Women have been allowed to sing the verses of the Quran since the beginnings of Islam. Even during Taleban times, they sang at weddings in segregated sections.


However, the manager of the preaching department of the justice ministry, Mawlawee Miranshah, told IWPR that the Voice of Women station is against the Shariah, or Islamic law.


“We accept the rights which are given to women by the Shariah, not others, because ours is an Islamic country, and the culture and religion of the country should be taken into consideration. We don’t want to do what the Taleban did to women, but we can’t accept this [radio station],” he said.


Parween, like other middle-aged and older women, can recall the days when women moved, spoke and sang freely in a modernising Afghanistan. In the Sixties and Seventies, they gave public concerts and numbered among the staff of the music department at Kabul University.


Parween and another famous singer, Sara Zaland, gave a concert in Kabul in 1966 wearing modern clothes that exposed their arms and legs.


In the Eighties, the music department at Kabul University had a number of female employees, including Tajik teachers who formed a song and dance group. Only one of them, Najiba Semin, continues to work in the field, at the music section of the information and culture ministry.


She was involved in a mixed male and female singing group that began in 1983, but was disbanded in 1992, after the fall of the Najibullah regime.

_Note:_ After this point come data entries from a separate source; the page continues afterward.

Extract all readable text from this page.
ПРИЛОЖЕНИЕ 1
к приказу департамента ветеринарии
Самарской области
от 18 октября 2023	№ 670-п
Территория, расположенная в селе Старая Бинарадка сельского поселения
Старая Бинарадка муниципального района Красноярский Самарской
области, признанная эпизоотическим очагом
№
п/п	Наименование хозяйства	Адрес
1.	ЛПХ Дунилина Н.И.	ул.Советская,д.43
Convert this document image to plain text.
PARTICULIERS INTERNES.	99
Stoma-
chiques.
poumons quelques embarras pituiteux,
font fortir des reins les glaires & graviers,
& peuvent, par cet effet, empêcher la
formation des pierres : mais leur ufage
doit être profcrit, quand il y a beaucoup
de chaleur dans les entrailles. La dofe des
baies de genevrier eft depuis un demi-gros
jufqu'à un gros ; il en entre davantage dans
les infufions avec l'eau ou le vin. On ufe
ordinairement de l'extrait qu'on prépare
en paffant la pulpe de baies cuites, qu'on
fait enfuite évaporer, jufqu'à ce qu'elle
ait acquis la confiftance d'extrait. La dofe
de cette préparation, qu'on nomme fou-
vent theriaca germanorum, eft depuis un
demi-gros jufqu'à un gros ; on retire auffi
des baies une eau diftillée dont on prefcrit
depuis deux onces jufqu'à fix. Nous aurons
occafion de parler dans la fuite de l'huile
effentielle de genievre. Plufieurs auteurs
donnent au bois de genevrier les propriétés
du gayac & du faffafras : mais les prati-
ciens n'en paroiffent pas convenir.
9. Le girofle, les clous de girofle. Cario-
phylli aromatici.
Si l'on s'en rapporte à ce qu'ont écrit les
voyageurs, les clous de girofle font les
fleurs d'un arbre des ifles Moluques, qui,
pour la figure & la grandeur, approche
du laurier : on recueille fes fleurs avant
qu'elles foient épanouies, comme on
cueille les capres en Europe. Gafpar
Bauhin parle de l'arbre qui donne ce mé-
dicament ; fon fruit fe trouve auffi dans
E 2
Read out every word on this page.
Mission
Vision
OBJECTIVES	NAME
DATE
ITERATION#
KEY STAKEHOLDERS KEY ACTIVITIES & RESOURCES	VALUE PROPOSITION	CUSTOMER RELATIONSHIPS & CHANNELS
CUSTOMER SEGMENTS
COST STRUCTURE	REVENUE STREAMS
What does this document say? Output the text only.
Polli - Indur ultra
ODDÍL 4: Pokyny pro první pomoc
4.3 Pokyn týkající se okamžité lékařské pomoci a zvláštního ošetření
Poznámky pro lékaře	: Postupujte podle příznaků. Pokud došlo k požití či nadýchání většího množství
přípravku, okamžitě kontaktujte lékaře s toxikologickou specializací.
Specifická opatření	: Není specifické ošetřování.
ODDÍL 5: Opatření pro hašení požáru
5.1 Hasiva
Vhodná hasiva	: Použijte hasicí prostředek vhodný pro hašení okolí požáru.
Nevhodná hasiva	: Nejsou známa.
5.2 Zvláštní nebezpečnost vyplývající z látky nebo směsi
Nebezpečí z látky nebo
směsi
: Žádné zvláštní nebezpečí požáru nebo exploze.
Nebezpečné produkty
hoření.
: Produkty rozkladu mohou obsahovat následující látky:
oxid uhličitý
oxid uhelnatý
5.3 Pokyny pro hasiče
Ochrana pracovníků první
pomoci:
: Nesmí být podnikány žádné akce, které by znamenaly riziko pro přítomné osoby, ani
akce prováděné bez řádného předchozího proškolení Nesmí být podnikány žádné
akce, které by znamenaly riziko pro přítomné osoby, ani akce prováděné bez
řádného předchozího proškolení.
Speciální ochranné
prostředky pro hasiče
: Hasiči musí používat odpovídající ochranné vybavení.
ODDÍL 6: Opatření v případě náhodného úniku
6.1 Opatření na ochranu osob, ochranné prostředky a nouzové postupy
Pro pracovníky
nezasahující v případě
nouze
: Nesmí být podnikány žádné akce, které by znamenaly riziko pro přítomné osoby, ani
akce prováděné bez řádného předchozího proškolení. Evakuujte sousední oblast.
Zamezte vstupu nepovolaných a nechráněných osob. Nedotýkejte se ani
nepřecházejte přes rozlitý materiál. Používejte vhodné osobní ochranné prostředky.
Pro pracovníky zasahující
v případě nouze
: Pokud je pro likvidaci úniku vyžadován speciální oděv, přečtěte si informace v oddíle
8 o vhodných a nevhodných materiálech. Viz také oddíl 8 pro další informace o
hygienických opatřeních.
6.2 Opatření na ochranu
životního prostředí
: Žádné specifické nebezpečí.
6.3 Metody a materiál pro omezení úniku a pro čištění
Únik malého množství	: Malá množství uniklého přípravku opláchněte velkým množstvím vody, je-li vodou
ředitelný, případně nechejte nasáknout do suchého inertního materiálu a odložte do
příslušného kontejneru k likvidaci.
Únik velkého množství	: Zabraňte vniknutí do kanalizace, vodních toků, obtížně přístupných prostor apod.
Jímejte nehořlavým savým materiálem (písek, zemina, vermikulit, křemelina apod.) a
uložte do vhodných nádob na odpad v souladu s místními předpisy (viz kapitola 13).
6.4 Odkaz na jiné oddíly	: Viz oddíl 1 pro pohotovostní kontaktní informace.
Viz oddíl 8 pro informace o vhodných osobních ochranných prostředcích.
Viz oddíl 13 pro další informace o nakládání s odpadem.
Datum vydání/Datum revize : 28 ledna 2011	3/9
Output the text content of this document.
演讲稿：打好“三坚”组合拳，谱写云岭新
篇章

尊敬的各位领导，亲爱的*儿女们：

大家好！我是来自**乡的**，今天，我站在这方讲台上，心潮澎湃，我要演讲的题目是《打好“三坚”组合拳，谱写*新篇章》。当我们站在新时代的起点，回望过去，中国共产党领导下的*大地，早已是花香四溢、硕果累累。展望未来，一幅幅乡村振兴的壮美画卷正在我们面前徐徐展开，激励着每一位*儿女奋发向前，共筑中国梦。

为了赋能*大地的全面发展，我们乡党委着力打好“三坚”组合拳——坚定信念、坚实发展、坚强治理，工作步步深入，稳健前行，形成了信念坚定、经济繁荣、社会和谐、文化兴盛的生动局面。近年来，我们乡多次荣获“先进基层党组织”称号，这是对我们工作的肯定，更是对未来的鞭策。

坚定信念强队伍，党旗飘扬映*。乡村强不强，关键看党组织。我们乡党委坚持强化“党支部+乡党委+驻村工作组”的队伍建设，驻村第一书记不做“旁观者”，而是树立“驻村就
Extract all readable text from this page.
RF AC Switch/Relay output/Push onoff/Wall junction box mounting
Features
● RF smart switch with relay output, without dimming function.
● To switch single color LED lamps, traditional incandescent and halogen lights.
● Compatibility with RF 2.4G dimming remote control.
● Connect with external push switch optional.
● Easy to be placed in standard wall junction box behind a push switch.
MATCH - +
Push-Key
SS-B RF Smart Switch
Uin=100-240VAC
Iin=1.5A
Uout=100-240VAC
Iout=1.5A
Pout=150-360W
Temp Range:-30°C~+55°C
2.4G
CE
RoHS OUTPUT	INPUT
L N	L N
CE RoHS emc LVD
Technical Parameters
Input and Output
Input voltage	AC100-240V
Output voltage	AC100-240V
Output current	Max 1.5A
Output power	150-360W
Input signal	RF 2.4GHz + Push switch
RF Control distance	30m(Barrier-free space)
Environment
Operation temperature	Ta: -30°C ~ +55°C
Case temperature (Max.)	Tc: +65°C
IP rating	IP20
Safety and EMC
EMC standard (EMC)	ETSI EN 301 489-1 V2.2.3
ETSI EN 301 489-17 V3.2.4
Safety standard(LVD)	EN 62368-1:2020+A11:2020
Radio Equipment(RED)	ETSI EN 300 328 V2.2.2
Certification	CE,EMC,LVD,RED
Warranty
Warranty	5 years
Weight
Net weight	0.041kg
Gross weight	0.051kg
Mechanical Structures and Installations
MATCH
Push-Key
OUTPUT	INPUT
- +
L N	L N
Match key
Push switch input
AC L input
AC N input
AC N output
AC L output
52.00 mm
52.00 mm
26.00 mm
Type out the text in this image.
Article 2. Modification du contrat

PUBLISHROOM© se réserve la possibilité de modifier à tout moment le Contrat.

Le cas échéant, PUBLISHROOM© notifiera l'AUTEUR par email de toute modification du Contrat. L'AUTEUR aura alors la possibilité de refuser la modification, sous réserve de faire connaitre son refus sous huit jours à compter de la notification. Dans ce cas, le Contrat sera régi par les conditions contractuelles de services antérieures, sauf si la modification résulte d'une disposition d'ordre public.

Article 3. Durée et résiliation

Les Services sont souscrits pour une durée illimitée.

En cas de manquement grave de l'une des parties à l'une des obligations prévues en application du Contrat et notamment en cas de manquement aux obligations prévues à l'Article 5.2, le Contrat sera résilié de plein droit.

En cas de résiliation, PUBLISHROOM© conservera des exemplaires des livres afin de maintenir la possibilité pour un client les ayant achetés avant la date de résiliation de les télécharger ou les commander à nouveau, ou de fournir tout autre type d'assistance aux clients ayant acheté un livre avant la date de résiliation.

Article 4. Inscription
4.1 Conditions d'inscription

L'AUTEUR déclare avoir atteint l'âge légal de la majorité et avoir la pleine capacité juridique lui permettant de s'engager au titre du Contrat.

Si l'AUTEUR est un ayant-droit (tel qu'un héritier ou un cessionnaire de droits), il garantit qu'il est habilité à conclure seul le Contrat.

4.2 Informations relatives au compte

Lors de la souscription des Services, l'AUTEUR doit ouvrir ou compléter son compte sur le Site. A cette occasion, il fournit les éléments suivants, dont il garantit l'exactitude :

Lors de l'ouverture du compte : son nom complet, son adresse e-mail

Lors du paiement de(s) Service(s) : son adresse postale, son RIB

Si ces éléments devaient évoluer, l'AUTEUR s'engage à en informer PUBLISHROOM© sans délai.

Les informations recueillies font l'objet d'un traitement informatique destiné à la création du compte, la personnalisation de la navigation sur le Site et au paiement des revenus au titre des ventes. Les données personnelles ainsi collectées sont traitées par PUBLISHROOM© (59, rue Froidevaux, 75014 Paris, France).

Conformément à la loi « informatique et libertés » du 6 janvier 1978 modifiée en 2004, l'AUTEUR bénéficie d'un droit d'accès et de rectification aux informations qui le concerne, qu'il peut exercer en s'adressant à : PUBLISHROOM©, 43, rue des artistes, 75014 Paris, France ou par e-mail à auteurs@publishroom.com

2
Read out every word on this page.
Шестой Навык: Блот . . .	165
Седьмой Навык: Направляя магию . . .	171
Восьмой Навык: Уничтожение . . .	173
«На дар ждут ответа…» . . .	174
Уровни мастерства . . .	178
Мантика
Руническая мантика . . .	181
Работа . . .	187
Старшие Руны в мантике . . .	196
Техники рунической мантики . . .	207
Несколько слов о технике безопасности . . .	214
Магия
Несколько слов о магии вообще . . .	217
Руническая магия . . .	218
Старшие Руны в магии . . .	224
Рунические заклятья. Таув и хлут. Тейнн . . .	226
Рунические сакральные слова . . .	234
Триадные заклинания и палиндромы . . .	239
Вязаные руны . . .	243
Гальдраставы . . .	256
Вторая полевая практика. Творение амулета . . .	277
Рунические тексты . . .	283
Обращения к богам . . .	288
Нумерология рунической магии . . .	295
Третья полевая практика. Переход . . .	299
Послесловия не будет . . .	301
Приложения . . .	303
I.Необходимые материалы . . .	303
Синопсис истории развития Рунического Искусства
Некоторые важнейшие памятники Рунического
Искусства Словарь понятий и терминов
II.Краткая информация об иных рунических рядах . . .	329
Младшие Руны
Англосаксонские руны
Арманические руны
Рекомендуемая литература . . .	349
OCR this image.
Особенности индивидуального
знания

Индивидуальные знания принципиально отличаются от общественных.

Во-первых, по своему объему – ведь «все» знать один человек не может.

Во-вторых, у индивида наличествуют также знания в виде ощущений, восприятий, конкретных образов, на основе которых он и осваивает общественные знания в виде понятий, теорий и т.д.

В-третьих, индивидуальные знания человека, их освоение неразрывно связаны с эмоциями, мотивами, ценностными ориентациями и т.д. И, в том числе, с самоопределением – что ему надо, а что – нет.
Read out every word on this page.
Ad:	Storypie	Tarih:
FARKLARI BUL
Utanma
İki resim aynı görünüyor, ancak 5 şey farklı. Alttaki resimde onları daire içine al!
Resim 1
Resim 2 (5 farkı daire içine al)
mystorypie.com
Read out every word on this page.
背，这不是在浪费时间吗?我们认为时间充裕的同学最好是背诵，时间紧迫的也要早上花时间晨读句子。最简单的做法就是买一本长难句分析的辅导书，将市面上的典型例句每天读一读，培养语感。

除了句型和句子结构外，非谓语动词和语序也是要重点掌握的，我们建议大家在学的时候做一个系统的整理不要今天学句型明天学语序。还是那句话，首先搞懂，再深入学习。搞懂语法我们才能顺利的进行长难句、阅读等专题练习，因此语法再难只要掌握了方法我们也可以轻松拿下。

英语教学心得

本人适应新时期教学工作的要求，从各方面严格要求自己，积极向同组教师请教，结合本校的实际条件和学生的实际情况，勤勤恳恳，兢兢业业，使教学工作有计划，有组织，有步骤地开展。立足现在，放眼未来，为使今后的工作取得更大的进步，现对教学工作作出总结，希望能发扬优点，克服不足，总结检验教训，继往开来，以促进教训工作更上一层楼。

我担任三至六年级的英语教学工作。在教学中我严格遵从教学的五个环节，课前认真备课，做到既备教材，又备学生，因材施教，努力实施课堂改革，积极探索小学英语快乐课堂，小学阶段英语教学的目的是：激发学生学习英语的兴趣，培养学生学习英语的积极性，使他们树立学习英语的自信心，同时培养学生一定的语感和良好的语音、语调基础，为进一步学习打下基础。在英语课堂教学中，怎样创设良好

She hopes to see the rebirth of women’s music, through classes such as those offered at Kabul University.


The two girls who enrolled in the classes at the university last semester are sisters, Raqeeba, 16, and Rahima, 13. Their mother is from Iran and their father is Afghan, and the family came to Afghanistan last fall after living 25 years in exile.


Raqeeba and Rahima sing and study the armonya (a kind of accordion) as part of the certificate courses in music. Raqeeba was too engrossed in her playing to be interviewed, but Rahima took a moment from her concentrated study to say, “Music gives me a feeling of contentment. I’m interesting in learning to play even more.”


Akbar Bayi, director of the music section at the ministry of information and culture, said that the government has encouraged Afghan artists who have left the country to return and help rebuild the country’s musical traditions.


But he acknowledged that male and female musicians alike are still at risk from conservative Afghans.


A few months ago, in a village just north of Kabul, four musicians were beaten when they came to sing at a party. And before that, two were killed for performing at a wedding party in Paghman, just outside Kabul.


Mohammad Azim Hussaizada, a music teacher in the university programme, said classes are to continue despite the opposition to women performing. “During the last years of war, women rights and needs were ignored. We have given place to girls in the music department so they can succeed in the arts,” he said.


Anything that gives Afghan women a greater voice in society, no matter what the form, is welcomed by most of the younger, educated women.


Suraya, a third-year medical student at Kabul University, told IWPR, “After so much destruction and fighting in the country, steps towards democracy are being taken and women’s rights are being protected. This is a matter of great pride. Now we want the government to lift the ban of women’s music on television.”


Haseena Sulaiman and Habib Rahman Ibrahimi are independent journalists in Kabul.